Insulin resistance and secretion deficiency are the main pathogens of diabetes. As long as pancreatic beta cells are healthy, insulin resistance is balanced out by increased insulin production. Therefore, it can take about 5 years or less from the onset of insulin resistance and beta cell damage, and the onset of diabetes. Hence, insulin resistance can be a primary deficiency that is partially compensated by increasing insulin secretion. Early detection of this stage makes a significant contribution to impede the progress of diabetes and its complications [24]. However, calculating the relative sample size is the limitation of our study. By assessment of changes in salivary markers based on the present study results, it may be possible to monitor changes in insulin resistance or production at an early stage.

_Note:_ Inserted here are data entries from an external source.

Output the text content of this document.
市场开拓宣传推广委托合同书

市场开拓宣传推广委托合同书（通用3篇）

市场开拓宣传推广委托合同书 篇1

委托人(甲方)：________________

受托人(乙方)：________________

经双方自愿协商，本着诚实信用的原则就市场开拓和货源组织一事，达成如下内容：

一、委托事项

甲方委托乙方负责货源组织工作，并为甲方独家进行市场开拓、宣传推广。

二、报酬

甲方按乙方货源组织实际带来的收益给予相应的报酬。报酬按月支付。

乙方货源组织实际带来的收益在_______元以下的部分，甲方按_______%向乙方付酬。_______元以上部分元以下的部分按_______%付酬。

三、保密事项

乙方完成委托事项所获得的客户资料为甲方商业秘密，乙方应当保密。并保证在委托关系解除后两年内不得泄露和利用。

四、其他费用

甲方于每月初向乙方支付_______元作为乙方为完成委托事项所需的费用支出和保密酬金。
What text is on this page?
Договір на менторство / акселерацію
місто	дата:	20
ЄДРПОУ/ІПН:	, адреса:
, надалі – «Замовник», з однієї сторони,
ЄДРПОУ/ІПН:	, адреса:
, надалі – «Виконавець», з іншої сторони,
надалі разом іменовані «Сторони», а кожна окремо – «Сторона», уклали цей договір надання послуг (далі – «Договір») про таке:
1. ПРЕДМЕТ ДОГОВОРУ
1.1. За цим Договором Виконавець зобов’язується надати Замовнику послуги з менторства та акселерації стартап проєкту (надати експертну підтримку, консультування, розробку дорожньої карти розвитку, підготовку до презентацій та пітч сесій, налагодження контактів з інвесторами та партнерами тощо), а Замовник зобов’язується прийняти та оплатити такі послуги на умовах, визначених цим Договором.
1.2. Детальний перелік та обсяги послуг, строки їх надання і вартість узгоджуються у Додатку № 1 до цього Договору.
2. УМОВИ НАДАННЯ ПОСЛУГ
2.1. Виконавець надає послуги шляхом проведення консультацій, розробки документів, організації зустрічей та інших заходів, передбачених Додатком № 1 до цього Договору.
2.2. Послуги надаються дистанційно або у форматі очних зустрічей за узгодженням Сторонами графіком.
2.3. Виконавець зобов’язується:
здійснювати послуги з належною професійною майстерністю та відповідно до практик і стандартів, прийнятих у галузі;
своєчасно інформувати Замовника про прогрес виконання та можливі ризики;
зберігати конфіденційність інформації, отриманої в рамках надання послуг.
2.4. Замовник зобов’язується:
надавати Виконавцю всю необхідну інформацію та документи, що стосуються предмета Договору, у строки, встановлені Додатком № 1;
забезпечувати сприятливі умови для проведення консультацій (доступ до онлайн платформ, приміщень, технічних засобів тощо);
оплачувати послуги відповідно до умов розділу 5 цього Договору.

Consequently, a change in MDA concentration might be used as an indicator of oxidative stress in assessment of individuals with diabetes.

Conclusion

The simultaneous assessment of salivary oxidative and antioxidant factors, revealed weak but a significant positive association between MDA and glycemic status in diabetes group. However, further investigations are required to confirm our results.